The deal that we made? The deal to be together forever. Forever hadn’t lasted long.

"You broke that deal. That deal is dead now."

I pushed him away and walked out. I could've almost vomited as all those feelings I'd pushed down for so long came bubbling up and mixed with the vodka.

He grabbed my wrist.

"Don't keep walking away from me."

My pulse pounded in my ears. I hated Holden Ford. I hated him with every fiber of my being. Hatred throbbed through my whole body. It swirled through me in crazy patterns.

"All I can do is walk away," I shouted. "Do you even remember what you did to me? You broke me. You broke me into a thousand pieces and then left me destroyed so you could go on tour with the band and keep fucking groupies. I was nothing, absolutely nothing when you left. I had to put those pieces back one by one. If I could afford it, I'd get this fucking tattoo removed. In fact, I might do that with the money Alex paid me to watch your band."

Holden dropped my arm and stepped back. He obviously hadn’t known about Alex paying me.

"You weren't the only one that was hurt. You're not the innocent victim you make yourself out to be. Or have you conveniently forgotten that?"

"At least I never cheated."

"You'll never forgive me that, will you?"

"Not until the day I die."

"Even though you feel like this."

He grabbed me tight, wrapping me in his arms so I couldn't escape. I pushed against him but, when his lips met mine, I didn't pull away. I tried to resist but my body responded to him like it always did. I reached up and locked my arms around his neck, not wanting this kiss to ever end.

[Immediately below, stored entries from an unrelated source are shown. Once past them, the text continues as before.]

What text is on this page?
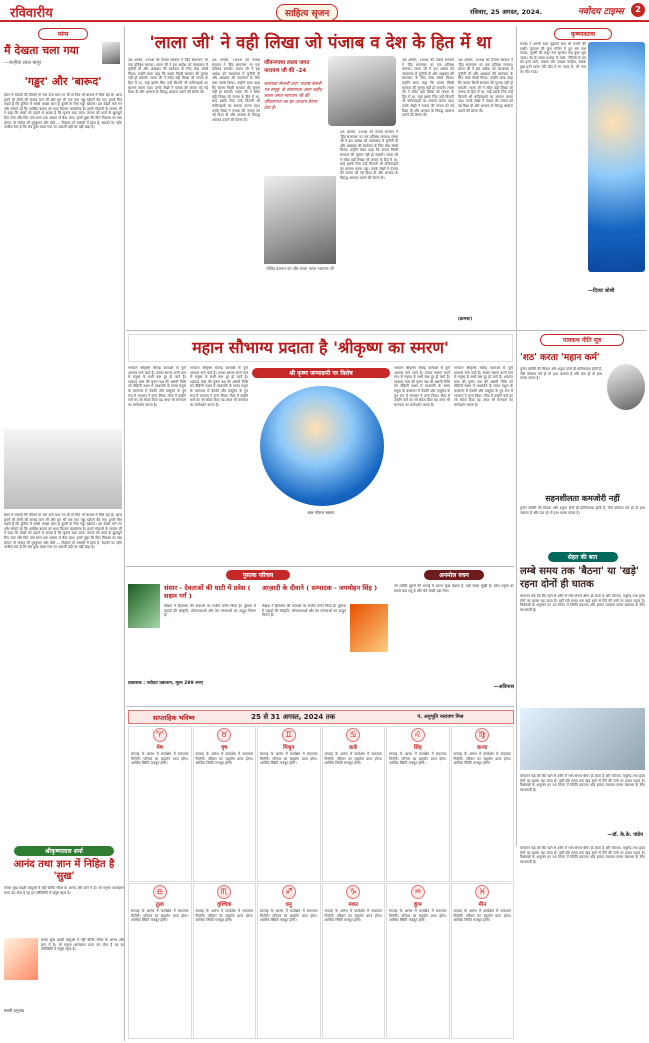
रविवारीय	साहित्य सृजन	रविवार, 25 अगस्त, 2024.	नवोदय टाइम्स	2
व्यंग्य
मैं देखता चला गया
—कन्हैया लाल कपूर
'गड्ढर' और 'बारूद'
ईंधन में लकड़ी की कीमतें तो जरा ऊंचे भाव पर थीं तो फिर भी बाज़ार में मिल रहा है। आज हमने भी लोगों की सलाह मान ली और हम भी एक नया गड्ढा खोदने बैठ गए। हमारे मित्र कहते हैं कि दुनिया में सबसे अच्छा काम है दूसरों के लिए गड्ढा खोदना। हम देखते चले गए और सोचते रहे कि आखिर बारूद का धंधा कितना फायदेमंद है। हमारे मोहल्ले के मास्टर जी ने कहा कि बच्चों को पढ़ाने से अच्छा है कि चुनाव लड़ा जाए। जनता को वादों के झुनझुने दिए जाएं और फिर पांच साल तक आराम से बैठा जाए। हमने पूछा कि फिर विकास का क्या होगा? तो मास्टर जी मुस्कुराए और बोले — विकास तो भाषणों में होता है, सड़कों पर नहीं। अजीब बात है कि सब कुछ बदल गया पर आदमी वहीं का वहीं खड़ा है।
ईंधन में लकड़ी की कीमतें तो जरा ऊंचे भाव पर थीं तो फिर भी बाज़ार में मिल रहा है। आज हमने भी लोगों की सलाह मान ली और हम भी एक नया गड्ढा खोदने बैठ गए। हमारे मित्र कहते हैं कि दुनिया में सबसे अच्छा काम है दूसरों के लिए गड्ढा खोदना। हम देखते चले गए और सोचते रहे कि आखिर बारूद का धंधा कितना फायदेमंद है। हमारे मोहल्ले के मास्टर जी ने कहा कि बच्चों को पढ़ाने से अच्छा है कि चुनाव लड़ा जाए। जनता को वादों के झुनझुने दिए जाएं और फिर पांच साल तक आराम से बैठा जाए। हमने पूछा कि फिर विकास का क्या होगा? तो मास्टर जी मुस्कुराए और बोले — विकास तो भाषणों में होता है, सड़कों पर नहीं। अजीब बात है कि सब कुछ बदल गया पर आदमी वहीं का वहीं खड़ा है।
'लाला जी' ने वही लिखा जो पंजाब व देश के हित में था
26 अगस्त, 1956 को पंजाब सरकार ने 'हिंद समाचार' पर एक प्रतिबंध लगाया। लाला जी ने इस आदेश को न्यायालय में चुनौती दी और अखबार की स्वतंत्रता के लिए लंबा संघर्ष किया। उन्होंने साफ कहा कि कलम किसी सरकार की गुलाम नहीं हो सकती। लाला जी ने सदैव वही लिखा जो जनता के हित में था, चाहे इसके लिए उन्हें कितनी भी कठिनाइयों का सामना करना पड़ा। उनके लेखों ने पंजाब की जनता को नई दिशा दी और अन्याय के विरुद्ध आवाज उठाने की प्रेरणा दी।
26 अगस्त, 1956 को पंजाब सरकार ने 'हिंद समाचार' पर एक प्रतिबंध लगाया। लाला जी ने इस आदेश को न्यायालय में चुनौती दी और अखबार की स्वतंत्रता के लिए लंबा संघर्ष किया। उन्होंने साफ कहा कि कलम किसी सरकार की गुलाम नहीं हो सकती। लाला जी ने सदैव वही लिखा जो जनता के हित में था, चाहे इसके लिए उन्हें कितनी भी कठिनाइयों का सामना करना पड़ा। उनके लेखों ने पंजाब की जनता को नई दिशा दी और अन्याय के विरुद्ध आवाज उठाने की प्रेरणा दी।
जीवनगाथा लाला जगत नारायण जी की -24
स्वतंत्रता सेनानी तथा 'पंजाब केसरी पत्र समूह' के संस्थापक अमर शहीद लाला जगत नारायण जी की जीवनगाथा का हर अध्याय प्रेरणा देता है।
26 अगस्त, 1956 को पंजाब सरकार ने 'हिंद समाचार' पर एक प्रतिबंध लगाया। लाला जी ने इस आदेश को न्यायालय में चुनौती दी और अखबार की स्वतंत्रता के लिए लंबा संघर्ष किया। उन्होंने साफ कहा कि कलम किसी सरकार की गुलाम नहीं हो सकती। लाला जी ने सदैव वही लिखा जो जनता के हित में था, चाहे इसके लिए उन्हें कितनी भी कठिनाइयों का सामना करना पड़ा। उनके लेखों ने पंजाब की जनता को नई दिशा दी और अन्याय के विरुद्ध आवाज उठाने की प्रेरणा दी।
26 अगस्त, 1956 को पंजाब सरकार ने 'हिंद समाचार' पर एक प्रतिबंध लगाया। लाला जी ने इस आदेश को न्यायालय में चुनौती दी और अखबार की स्वतंत्रता के लिए लंबा संघर्ष किया। उन्होंने साफ कहा कि कलम किसी सरकार की गुलाम नहीं हो सकती। लाला जी ने सदैव वही लिखा जो जनता के हित में था, चाहे इसके लिए उन्हें कितनी भी कठिनाइयों का सामना करना पड़ा। उनके लेखों ने पंजाब की जनता को नई दिशा दी और अन्याय के विरुद्ध आवाज उठाने की प्रेरणा दी।
गोविंद वल्लभ पंत और लाला जगत नारायण जी
26 अगस्त, 1956 को पंजाब सरकार ने 'हिंद समाचार' पर एक प्रतिबंध लगाया। लाला जी ने इस आदेश को न्यायालय में चुनौती दी और अखबार की स्वतंत्रता के लिए लंबा संघर्ष किया। उन्होंने साफ कहा कि कलम किसी सरकार की गुलाम नहीं हो सकती। लाला जी ने सदैव वही लिखा जो जनता के हित में था, चाहे इसके लिए उन्हें कितनी भी कठिनाइयों का सामना करना पड़ा। उनके लेखों ने पंजाब की जनता को नई दिशा दी और अन्याय के विरुद्ध आवाज उठाने की प्रेरणा दी।
(क्रमशः)
कृष्णाकाव्य
कान्हा रे अपनी राधा मुझको बना लो चरणों की दासी। वृंदावन की कुंज गलिन में तुम संग रास रचाऊं, मुरली की मधुर तान सुनकर सब कुछ भूल जाऊं। नंद के लाला यशोदा के प्यारे, गोपियों के मन को हरने वाले, माखन चोर नटखट कन्हैया, सबके दुख हरने वाले। तेरी प्रीत में रंग जाऊं मैं, तेरे नाम का गीत गाऊं।
—दिव्या जोशी
महान सौभाग्य प्रदाता है 'श्रीकृष्ण का स्मरण'
भगवान श्रीकृष्ण सोलह कलाओं से पूर्ण अवतार माने जाते हैं। उनका स्मरण करने मात्र से मनुष्य के सभी कष्ट दूर हो जाते हैं। भाद्रपद मास की कृष्ण पक्ष की अष्टमी तिथि को रोहिणी नक्षत्र में मध्यरात्रि के समय मथुरा के कारागार में देवकी और वासुदेव के पुत्र रूप में भगवान ने जन्म लिया। गीता में उन्होंने कर्म का जो संदेश दिया वह आज भी मानवता का मार्गदर्शन करता है।
भगवान श्रीकृष्ण सोलह कलाओं से पूर्ण अवतार माने जाते हैं। उनका स्मरण करने मात्र से मनुष्य के सभी कष्ट दूर हो जाते हैं। भाद्रपद मास की कृष्ण पक्ष की अष्टमी तिथि को रोहिणी नक्षत्र में मध्यरात्रि के समय मथुरा के कारागार में देवकी और वासुदेव के पुत्र रूप में भगवान ने जन्म लिया। गीता में उन्होंने कर्म का जो संदेश दिया वह आज भी मानवता का मार्गदर्शन करता है।
श्री कृष्ण जन्माष्टमी पर विशेष
बाल गोपाल स्वरूप
भगवान श्रीकृष्ण सोलह कलाओं से पूर्ण अवतार माने जाते हैं। उनका स्मरण करने मात्र से मनुष्य के सभी कष्ट दूर हो जाते हैं। भाद्रपद मास की कृष्ण पक्ष की अष्टमी तिथि को रोहिणी नक्षत्र में मध्यरात्रि के समय मथुरा के कारागार में देवकी और वासुदेव के पुत्र रूप में भगवान ने जन्म लिया। गीता में उन्होंने कर्म का जो संदेश दिया वह आज भी मानवता का मार्गदर्शन करता है।
भगवान श्रीकृष्ण सोलह कलाओं से पूर्ण अवतार माने जाते हैं। उनका स्मरण करने मात्र से मनुष्य के सभी कष्ट दूर हो जाते हैं। भाद्रपद मास की कृष्ण पक्ष की अष्टमी तिथि को रोहिणी नक्षत्र में मध्यरात्रि के समय मथुरा के कारागार में देवकी और वासुदेव के पुत्र रूप में भगवान ने जन्म लिया। गीता में उन्होंने कर्म का जो संदेश दिया वह आज भी मानवता का मार्गदर्शन करता है।
पावकथ नीति सूत्र
'शठ' करता 'महान कर्म'
दुर्जन व्यक्ति की मित्रता और शत्रुता दोनों ही हानिकारक होती हैं, जैसे कोयला गर्म हो तो हाथ जलाता है और ठंडा हो तो हाथ काला करता है।
सहनशीलता कमजोरी नहीं
दुर्जन व्यक्ति की मित्रता और शत्रुता दोनों ही हानिकारक होती हैं, जैसे कोयला गर्म हो तो हाथ जलाता है और ठंडा हो तो हाथ काला करता है।
सेहत की बात
लम्बे समय तक 'बैठना' या 'खड़े' रहना दोनों ही घातक
लगातार कई घंटे बैठे रहने से शरीर में रक्त संचार धीमा हो जाता है और मोटापा, मधुमेह तथा हृदय रोगों का खतरा बढ़ जाता है। वहीं लंबे समय तक खड़े रहने से पैरों की नसों पर दबाव पड़ता है। विशेषज्ञों के अनुसार हर 30 मिनट में स्थिति बदलना और हल्का व्यायाम करना स्वास्थ्य के लिए लाभकारी है।
लगातार कई घंटे बैठे रहने से शरीर में रक्त संचार धीमा हो जाता है और मोटापा, मधुमेह तथा हृदय रोगों का खतरा बढ़ जाता है। वहीं लंबे समय तक खड़े रहने से पैरों की नसों पर दबाव पड़ता है। विशेषज्ञों के अनुसार हर 30 मिनट में स्थिति बदलना और हल्का व्यायाम करना स्वास्थ्य के लिए लाभकारी है।
—डॉ. के.के. पांडेय
पुस्तक परिचय
संसार - देवताओं की घाटी में प्रवेश ( सक्षम गर्ग )
लेखक ने हिमालय की यात्राओं का सजीव वर्णन किया है। पुस्तक में पहाड़ों की संस्कृति, लोककथाओं और देव परंपराओं का अद्भुत चित्रण है।
आज़ादी के दीवाने ( सम्पादक - जगमोहन सिंह )
लेखक ने हिमालय की यात्राओं का सजीव वर्णन किया है। पुस्तक में पहाड़ों की संस्कृति, लोककथाओं और देव परंपराओं का अद्भुत चित्रण है।
प्रकाशक : नवोदय प्रकाशन, मूल्य 299 रुपए
अनमोल वचन
जो व्यक्ति दूसरों की भलाई में अपना सुख देखता है, वही सच्चा सुखी है। क्रोध मनुष्य का सबसे बड़ा शत्रु है और धैर्य सबसे बड़ा मित्र।
—अविनाश
श्रीकृष्णलाल शर्मा
आनंद तथा ज्ञान में निहित है 'सुख'
सच्चा सुख बाहरी वस्तुओं में नहीं बल्कि भीतर के आनंद और ज्ञान में है। जो मनुष्य आत्मज्ञान प्राप्त कर लेता है वह हर परिस्थिति में संतुष्ट रहता है।
सच्चा सुख बाहरी वस्तुओं में नहीं बल्कि भीतर के आनंद और ज्ञान में है। जो मनुष्य आत्मज्ञान प्राप्त कर लेता है वह हर परिस्थिति में संतुष्ट रहता है।
स्वामी प्रभुपाद
साप्ताहिक भविष्य	25 से 31 अगस्त, 2024 तक	पं. अनुभूति नारायण मिश्र
♈
मेष
सप्ताह के आरंभ में कार्यक्षेत्र में सफलता मिलेगी। परिवार का सहयोग प्राप्त होगा। आर्थिक स्थिति मजबूत होगी।
♉
वृष
सप्ताह के आरंभ में कार्यक्षेत्र में सफलता मिलेगी। परिवार का सहयोग प्राप्त होगा। आर्थिक स्थिति मजबूत होगी।
♊
मिथुन
सप्ताह के आरंभ में कार्यक्षेत्र में सफलता मिलेगी। परिवार का सहयोग प्राप्त होगा। आर्थिक स्थिति मजबूत होगी।
♋
कर्क
सप्ताह के आरंभ में कार्यक्षेत्र में सफलता मिलेगी। परिवार का सहयोग प्राप्त होगा। आर्थिक स्थिति मजबूत होगी।
♌
सिंह
सप्ताह के आरंभ में कार्यक्षेत्र में सफलता मिलेगी। परिवार का सहयोग प्राप्त होगा। आर्थिक स्थिति मजबूत होगी।
♍
कन्या
सप्ताह के आरंभ में कार्यक्षेत्र में सफलता मिलेगी। परिवार का सहयोग प्राप्त होगा। आर्थिक स्थिति मजबूत होगी।
♎
तुला
सप्ताह के आरंभ में कार्यक्षेत्र में सफलता मिलेगी। परिवार का सहयोग प्राप्त होगा। आर्थिक स्थिति मजबूत होगी।
♏
वृश्चिक
सप्ताह के आरंभ में कार्यक्षेत्र में सफलता मिलेगी। परिवार का सहयोग प्राप्त होगा। आर्थिक स्थिति मजबूत होगी।
♐
धनु
सप्ताह के आरंभ में कार्यक्षेत्र में सफलता मिलेगी। परिवार का सहयोग प्राप्त होगा। आर्थिक स्थिति मजबूत होगी।
♑
मकर
सप्ताह के आरंभ में कार्यक्षेत्र में सफलता मिलेगी। परिवार का सहयोग प्राप्त होगा। आर्थिक स्थिति मजबूत होगी।
♒
कुंभ
सप्ताह के आरंभ में कार्यक्षेत्र में सफलता मिलेगी। परिवार का सहयोग प्राप्त होगा। आर्थिक स्थिति मजबूत होगी।
♓
मीन
सप्ताह के आरंभ में कार्यक्षेत्र में सफलता मिलेगी। परिवार का सहयोग प्राप्त होगा। आर्थिक स्थिति मजबूत होगी।
लगातार कई घंटे बैठे रहने से शरीर में रक्त संचार धीमा हो जाता है और मोटापा, मधुमेह तथा हृदय रोगों का खतरा बढ़ जाता है। वहीं लंबे समय तक खड़े रहने से पैरों की नसों पर दबाव पड़ता है। विशेषज्ञों के अनुसार हर 30 मिनट में स्थिति बदलना और हल्का व्यायाम करना स्वास्थ्य के लिए लाभकारी है।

My toes curled. They hadn’t curled in three years but, as soon as Holden kissed me, that reflex returned.

I kissed him back. I was impossible for me not to kiss him. I pushed it all down, the fears I had and the inevitable future where he’d leave me again.

I’d deal with the hurt when it came because the feel of Holden’s body against mine was better than anything I’d felt in a long time.

He kissed my neck, in those places only he knew, and I moaned with the ecstasy of his touch.

If he wanted me, he could take me in the storeroom, on top of the vodka boxes, or in Violet’s office on the new sofa. He could fuck me anywhere he pleased but he pulled away from me and took my hand to lead me out of the bar.

I quit fighting. I’d always been his and always would.

Because, more than anything, I needed Holden King.